In this study, subjects with early, untreated PD will be equally randomized into one of the
three study arms: 1.) the group that receives active CoQ10 and placebo instead of GPI 1485;
2.) the group that receives active GPI 1485 and placebo instead of CoQ10; or 3.) the group
that receives placebo instead of CoQ10 and GPI 1485. Subjects will remain on the blinded
study drug for 12 months.
- Willing and able to give informed consent.
- Men and women with idiopathic PD of less than 5 years duration from diagnosis.
- Diagnosis must be confirmed by bradykinesia plus one of the other cardinal signs
(resting tremor, rigidity) being present, without any other known or suspected cause
of parkinsonism. The clinical signs must be asymmetric.
- Subjects must not require any therapy (including levodopa, dopamine agonists,
anticholinergics, amantadine, or selegiline) to treat symptoms of PD at the time of
enrollment. Subjects may have had prior exposure to any one of these agents, but
exposure with any agent may not have been longer than 60 days in duration and
subjects must not have been on any of these agents within 90 days prior to baseline.
Once a subject needs dopaminergic treatment, these medications may be added as part
of best medical management. The subject will still remain in the study.
- Age > 30 years.
- Willingness and ability to comply with study requirements.
- Women who are not postmenopausal or surgically sterile must use a medically accepted
contraceptive regimen for at least 60 days before the baseline visit, and agree to
continue such use throughout the duration of the study and for 30 days after the
final dose of study drug. Reliable forms of contraception include oral, implanted,
or injected contraceptives; intrauterine devices in place for at least 3 months; or
adequate barrier methods in conjunction with spermicide (abstinence is considered an
acceptable contraceptive regimen).

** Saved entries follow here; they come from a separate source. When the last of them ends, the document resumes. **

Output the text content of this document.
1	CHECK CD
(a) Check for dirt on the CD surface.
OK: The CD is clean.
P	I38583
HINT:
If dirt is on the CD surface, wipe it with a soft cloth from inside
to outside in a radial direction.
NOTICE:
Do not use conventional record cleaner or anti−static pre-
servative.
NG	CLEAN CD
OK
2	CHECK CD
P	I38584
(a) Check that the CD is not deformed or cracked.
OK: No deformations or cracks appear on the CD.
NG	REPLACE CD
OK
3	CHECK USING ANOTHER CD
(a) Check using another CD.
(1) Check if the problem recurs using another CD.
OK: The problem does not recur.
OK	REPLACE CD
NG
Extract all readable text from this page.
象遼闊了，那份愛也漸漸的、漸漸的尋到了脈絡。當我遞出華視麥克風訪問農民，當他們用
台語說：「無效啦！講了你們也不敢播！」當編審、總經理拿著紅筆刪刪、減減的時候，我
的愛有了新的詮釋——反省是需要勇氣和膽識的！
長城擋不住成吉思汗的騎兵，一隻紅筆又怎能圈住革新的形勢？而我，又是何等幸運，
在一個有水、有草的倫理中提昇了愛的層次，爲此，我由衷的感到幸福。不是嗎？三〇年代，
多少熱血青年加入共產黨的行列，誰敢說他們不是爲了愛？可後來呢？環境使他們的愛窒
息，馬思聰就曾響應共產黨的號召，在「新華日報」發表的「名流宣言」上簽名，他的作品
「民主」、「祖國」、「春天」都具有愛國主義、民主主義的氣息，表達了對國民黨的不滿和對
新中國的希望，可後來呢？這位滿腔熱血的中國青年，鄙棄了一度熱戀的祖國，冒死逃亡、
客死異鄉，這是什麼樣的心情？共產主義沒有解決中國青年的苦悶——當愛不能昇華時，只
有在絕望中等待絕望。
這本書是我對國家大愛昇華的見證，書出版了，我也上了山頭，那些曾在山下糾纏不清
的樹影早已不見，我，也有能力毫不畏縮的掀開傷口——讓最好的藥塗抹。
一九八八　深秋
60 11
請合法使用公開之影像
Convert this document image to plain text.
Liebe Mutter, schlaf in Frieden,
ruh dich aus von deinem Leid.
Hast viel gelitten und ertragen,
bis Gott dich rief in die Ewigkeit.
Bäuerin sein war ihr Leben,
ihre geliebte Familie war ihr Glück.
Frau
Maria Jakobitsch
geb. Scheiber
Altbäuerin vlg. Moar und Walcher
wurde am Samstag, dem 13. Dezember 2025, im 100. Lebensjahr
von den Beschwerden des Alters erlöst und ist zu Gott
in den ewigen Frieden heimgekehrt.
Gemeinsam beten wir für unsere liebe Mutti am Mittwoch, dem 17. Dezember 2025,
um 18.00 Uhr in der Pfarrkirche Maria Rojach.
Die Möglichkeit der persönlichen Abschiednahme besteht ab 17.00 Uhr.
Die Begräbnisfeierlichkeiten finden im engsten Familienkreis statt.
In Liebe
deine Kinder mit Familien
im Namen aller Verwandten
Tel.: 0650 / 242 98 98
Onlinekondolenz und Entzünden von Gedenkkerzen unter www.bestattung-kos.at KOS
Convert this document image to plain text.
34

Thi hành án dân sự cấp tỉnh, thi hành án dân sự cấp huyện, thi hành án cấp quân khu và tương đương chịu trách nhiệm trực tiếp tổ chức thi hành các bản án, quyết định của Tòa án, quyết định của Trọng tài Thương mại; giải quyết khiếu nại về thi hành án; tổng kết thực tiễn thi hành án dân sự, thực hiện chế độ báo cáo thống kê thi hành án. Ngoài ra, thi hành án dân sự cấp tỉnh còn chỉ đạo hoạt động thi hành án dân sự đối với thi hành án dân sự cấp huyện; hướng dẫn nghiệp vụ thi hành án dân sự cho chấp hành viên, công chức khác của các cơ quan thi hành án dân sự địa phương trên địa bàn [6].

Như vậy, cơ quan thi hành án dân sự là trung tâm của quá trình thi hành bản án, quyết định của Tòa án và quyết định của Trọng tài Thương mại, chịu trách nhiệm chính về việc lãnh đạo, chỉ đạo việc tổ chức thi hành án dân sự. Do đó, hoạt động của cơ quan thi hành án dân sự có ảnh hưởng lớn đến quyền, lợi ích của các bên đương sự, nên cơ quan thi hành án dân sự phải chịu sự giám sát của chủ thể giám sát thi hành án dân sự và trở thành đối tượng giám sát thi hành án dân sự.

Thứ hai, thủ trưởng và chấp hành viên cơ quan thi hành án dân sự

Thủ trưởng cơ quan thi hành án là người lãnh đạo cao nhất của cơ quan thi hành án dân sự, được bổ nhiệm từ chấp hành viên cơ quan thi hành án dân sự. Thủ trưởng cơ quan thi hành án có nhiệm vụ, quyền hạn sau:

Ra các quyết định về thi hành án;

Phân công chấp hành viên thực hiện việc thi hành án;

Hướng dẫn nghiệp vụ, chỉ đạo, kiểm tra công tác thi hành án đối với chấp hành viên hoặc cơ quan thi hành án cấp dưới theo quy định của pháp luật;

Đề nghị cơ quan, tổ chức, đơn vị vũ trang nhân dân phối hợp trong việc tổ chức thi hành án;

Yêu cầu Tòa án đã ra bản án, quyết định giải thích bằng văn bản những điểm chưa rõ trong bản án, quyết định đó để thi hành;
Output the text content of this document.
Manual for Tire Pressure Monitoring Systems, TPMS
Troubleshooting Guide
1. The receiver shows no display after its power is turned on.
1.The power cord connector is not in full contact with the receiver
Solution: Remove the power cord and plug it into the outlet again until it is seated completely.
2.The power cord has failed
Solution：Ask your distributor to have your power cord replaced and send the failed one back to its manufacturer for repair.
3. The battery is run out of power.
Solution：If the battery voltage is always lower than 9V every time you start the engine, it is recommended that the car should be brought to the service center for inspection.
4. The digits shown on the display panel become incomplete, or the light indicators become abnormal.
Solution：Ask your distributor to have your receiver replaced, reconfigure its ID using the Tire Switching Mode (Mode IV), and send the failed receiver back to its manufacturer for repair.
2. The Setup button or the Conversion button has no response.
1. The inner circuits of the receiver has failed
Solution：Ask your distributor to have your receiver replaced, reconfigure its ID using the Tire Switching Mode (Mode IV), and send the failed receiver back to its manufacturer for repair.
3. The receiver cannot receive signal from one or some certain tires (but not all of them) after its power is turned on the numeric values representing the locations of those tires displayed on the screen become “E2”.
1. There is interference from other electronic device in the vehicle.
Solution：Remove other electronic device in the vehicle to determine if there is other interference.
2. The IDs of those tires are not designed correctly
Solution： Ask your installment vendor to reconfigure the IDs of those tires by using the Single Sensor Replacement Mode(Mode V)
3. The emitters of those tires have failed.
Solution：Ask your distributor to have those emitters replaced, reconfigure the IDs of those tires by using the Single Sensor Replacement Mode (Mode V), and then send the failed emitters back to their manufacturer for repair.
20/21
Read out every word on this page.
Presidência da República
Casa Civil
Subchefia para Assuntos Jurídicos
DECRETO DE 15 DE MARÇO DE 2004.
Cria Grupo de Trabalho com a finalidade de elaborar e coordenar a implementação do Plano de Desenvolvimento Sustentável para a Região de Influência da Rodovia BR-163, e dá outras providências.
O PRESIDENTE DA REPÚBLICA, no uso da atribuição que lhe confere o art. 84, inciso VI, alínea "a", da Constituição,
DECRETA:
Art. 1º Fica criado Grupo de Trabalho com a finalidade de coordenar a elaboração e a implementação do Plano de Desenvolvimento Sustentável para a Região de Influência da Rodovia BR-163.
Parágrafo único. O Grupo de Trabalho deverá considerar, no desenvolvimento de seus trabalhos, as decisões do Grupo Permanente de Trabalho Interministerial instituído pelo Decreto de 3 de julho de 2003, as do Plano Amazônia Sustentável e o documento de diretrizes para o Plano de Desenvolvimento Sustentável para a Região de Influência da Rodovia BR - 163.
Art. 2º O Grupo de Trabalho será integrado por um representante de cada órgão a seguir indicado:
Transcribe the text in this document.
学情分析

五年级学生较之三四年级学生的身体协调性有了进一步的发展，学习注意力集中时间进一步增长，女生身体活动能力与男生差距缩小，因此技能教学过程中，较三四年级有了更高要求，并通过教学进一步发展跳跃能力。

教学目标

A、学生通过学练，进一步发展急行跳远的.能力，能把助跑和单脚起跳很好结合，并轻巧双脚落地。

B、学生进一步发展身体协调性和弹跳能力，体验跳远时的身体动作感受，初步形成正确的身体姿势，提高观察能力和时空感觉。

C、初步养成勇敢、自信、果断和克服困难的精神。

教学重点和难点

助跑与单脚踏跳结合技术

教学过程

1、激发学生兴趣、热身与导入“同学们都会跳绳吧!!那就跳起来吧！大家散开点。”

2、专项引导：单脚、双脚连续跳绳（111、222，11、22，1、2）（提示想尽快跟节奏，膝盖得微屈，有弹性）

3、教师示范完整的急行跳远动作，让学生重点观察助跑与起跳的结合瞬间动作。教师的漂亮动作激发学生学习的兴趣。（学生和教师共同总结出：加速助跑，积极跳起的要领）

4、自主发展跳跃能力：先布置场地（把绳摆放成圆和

Women must have a pregnancy test unless they are
at least 2 years postmenopausal or surgically sterile.
- Use of any of the following drugs within 180 days prior to baseline: neuroleptics,
metoclopramide, alpha-methyldopa, clozapine, olanzepine, and flunarizine.
- Use of any of the following drugs within 90 days prior to baseline: methylphenidate,
cinnarizine, reserpine, amphetamine, or MAO-A inhibitors (pargyline, phenelzine, and
- Presence of atypical Parkinson's syndromes due to drugs (e.g., metoclopramide,
flunarazine), metabolic identified neurogenetic disorders (e.g., Wilson's disease),
encephalitis, or other degenerative diseases (e.g., progressive supranuclear palsy).
- Use of CoQ10 or GPI 1485 90 days prior to baseline.
- Use of minocycline or creatine 90 days prior to baseline.
- Receipt of other investigational drugs within 90 days prior to baseline.
- Presence of freezing.
- Impairment of postural reflexes (pull test score > 0).
- Any clinically significant medical condition (e.g., active GI illness, angina, active
neoplasm) or laboratory abnormality, which would in the judgment of the investigator
interfere with the subjects ability to participate in the study or to be followed.
- History of stereotaxic brain surgery for PD (e.g., pallidotomy, deep brain
stimulation, fetal tissue implantation).
- Clinically significant structural brain disease that the investigator believes would
interfere with study evaluations.
- Significant psychiatric disorders that may interfere with complying with the
- History of known hypersensitivity or intolerability to CoQ10 or GPI 1485.